ACIF extracts the text specified by the column and length values. After the field is extracted, ACIF applies the regular expression to the text. Any text that matches the regular expression is extracted for the field. If the matching text is shorter than the length specified in the FIELD parameter, it is padded with blanks until it equals the length. If the regular expression does not match any text in the field, one of these occurs:
  • For a field based on a group trigger, the default value that is specified on the FIELD parameter is used. If no default value is specified, ACIF ends with error message APK488S.
  • If the record is only long enough to contain part of the field, the regular expression is applied only to the portion of the record that is present.

Using default values when regular expressions do not match

If the regular expression does not match any text in the field, a default value might be used. Whether a default value is used and which type is used, depends on one of these field types:
  • GROUP field
    • If a regular expression does not match any text in the GROUP field, the default value that is specified on the FIELD parameter is used. If no default value is specified, ACIF ends processing with error message APK488S.
    • If the record is only long enough to contain part of the field, the regular expression is applied only to the portion of the record that is present.
    • If the record is not long enough to contain even the first byte of the field, the default value that is specified on the FIELD parameter is used. If no default value is specified, ACIF ends with error message APK449S.
  • FLOAT field
    • If a regular expression does not match any text in the FLOAT field, no error exists, and the default value that is specified on the FIELD parameter is not used.
    • If the record is only long enough to contain part of the field, the regular expression is applied only to the portion of the record that is present.
    • If the record is not long enough to contain even the first byte of the field, the default value that is specified on the FIELD parameter is used. If no default value is specified, ACIF ends processing with error message APK449S.
  • Transaction fields (GROUPRANGE and PAGERANGE)
    • If the regular expression does not match any text in the transaction field, no error exists, and processing continues. A default value cannot be specified for a transaction field.
    • If the record is not long enough to contain the entire field, no error exists, and processing continues.

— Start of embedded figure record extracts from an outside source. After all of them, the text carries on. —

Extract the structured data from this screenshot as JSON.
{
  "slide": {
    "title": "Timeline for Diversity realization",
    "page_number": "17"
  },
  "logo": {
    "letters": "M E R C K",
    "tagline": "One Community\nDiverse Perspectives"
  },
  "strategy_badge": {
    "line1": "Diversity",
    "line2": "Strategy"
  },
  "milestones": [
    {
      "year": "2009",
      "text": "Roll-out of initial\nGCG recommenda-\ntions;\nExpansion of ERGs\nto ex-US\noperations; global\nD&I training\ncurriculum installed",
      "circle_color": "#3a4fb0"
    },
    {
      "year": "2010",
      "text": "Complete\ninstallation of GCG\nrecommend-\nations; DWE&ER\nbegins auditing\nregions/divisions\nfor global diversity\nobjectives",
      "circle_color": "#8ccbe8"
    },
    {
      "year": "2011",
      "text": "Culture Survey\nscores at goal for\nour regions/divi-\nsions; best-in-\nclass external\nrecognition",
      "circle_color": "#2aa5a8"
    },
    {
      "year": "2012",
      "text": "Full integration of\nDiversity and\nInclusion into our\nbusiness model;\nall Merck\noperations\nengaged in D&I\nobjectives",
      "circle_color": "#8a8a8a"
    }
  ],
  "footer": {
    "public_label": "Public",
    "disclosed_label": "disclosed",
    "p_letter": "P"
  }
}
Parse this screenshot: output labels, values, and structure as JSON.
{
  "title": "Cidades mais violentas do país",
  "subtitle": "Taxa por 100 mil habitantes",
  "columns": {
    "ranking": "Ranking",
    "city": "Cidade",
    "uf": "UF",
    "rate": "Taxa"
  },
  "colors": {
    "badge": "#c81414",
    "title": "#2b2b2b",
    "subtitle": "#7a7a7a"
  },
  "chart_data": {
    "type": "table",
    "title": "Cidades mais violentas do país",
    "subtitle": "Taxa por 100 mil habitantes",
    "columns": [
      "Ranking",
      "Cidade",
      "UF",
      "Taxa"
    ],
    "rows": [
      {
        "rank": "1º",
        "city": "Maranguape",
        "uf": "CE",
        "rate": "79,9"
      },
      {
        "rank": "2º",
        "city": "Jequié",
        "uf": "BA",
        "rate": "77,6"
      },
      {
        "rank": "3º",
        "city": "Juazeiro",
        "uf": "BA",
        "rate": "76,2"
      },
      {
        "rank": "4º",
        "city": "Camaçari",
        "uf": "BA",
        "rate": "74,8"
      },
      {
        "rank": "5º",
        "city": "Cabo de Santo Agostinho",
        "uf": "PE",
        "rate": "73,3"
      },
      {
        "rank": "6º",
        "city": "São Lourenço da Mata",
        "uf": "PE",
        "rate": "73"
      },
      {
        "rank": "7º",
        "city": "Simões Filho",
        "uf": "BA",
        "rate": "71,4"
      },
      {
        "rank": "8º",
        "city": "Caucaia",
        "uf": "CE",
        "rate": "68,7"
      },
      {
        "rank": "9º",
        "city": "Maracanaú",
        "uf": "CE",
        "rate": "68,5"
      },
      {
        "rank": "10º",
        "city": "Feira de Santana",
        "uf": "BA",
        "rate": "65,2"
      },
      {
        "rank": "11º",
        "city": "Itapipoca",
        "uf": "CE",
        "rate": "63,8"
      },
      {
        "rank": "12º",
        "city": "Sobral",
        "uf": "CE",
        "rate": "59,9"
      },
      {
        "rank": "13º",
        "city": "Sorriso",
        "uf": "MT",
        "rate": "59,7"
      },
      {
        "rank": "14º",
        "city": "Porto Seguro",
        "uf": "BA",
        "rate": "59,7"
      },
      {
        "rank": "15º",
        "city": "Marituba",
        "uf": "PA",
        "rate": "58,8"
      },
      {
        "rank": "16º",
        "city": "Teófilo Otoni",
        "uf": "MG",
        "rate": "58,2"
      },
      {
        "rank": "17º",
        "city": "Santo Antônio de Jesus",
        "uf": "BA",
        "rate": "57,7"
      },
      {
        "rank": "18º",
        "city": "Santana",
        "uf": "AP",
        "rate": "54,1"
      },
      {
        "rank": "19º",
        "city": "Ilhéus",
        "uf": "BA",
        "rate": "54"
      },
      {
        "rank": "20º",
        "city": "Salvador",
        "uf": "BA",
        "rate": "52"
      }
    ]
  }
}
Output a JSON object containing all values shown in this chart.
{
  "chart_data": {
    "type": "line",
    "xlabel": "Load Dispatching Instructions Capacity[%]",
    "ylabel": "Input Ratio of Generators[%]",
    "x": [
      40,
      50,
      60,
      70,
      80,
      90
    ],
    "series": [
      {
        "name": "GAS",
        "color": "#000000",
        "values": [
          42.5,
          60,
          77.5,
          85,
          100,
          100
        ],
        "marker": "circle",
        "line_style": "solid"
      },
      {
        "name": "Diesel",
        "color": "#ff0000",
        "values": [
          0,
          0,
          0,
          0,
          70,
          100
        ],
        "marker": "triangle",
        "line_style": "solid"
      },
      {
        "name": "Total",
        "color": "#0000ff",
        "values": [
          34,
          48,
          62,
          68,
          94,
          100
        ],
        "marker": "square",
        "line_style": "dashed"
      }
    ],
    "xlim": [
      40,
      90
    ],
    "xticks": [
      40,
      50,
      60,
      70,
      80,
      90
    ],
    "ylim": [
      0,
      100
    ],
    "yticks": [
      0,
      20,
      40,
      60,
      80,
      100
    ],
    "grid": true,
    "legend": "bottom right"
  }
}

Other considerations for using regular expressions

All text to which the regular expression is applied is converted to UTF-16. Keep in mind:
  • Performance might be slower when you are using a regular expression than when you are using a text string.
  • If the CPGID value is incorrect, the conversion might fail with error message APK2080I.

If the regular expression is not valid, ACIF fails with error message APK484S.

Examples of using regular expressions

Using a regular expression for a trigger

TRIGGER1=*,1,REGEX='P[A-Z]{3} ',(TYPE=GROUP)

In this example, the regular expression matches text that begins in column 1 with the letter P, three uppercase letters, and a space. For example, PAGE .

Using a regular expression to extract a date

TRIGGER1=*,1,'1'
FIELD1=0,13,18,( REGEX='[A-Z][a-z]+ [0-9]+, [0-9]{4}',DEFAULT='January 1, 1970')
INDEX1='Date',FIELD1

In this example, the regular expression matches a date in the form that begins with an uppercase letter, one or more lowercase letters, a space, one or more digits, a comma, a space, and four digits. For example, July 4, 1956. If a date is not found that matches the regular expression pattern, a default of January 1, 1970 is used.

Using a regular expression with a transaction field

TRIGGER1=*,1,'1'
FIELD1=0,30,3
FIELD2=*,*,12,(OFFSET=(59:70),ORDER=BYROW,REGEX='[0-9]{3}-[0-9]{2}-[0-9]{4}')
INDEX1='DEPT',FIELD1,(TYPE=GROUP)
INDEX2='SOCIAL SECURITY NUMBER',FIELD2,(TYPE=GROUPRANGE)

In this example, the regular expression is used to extract social security numbers that begin with three digits, a hyphen, two digits, a hyphen, and four digits.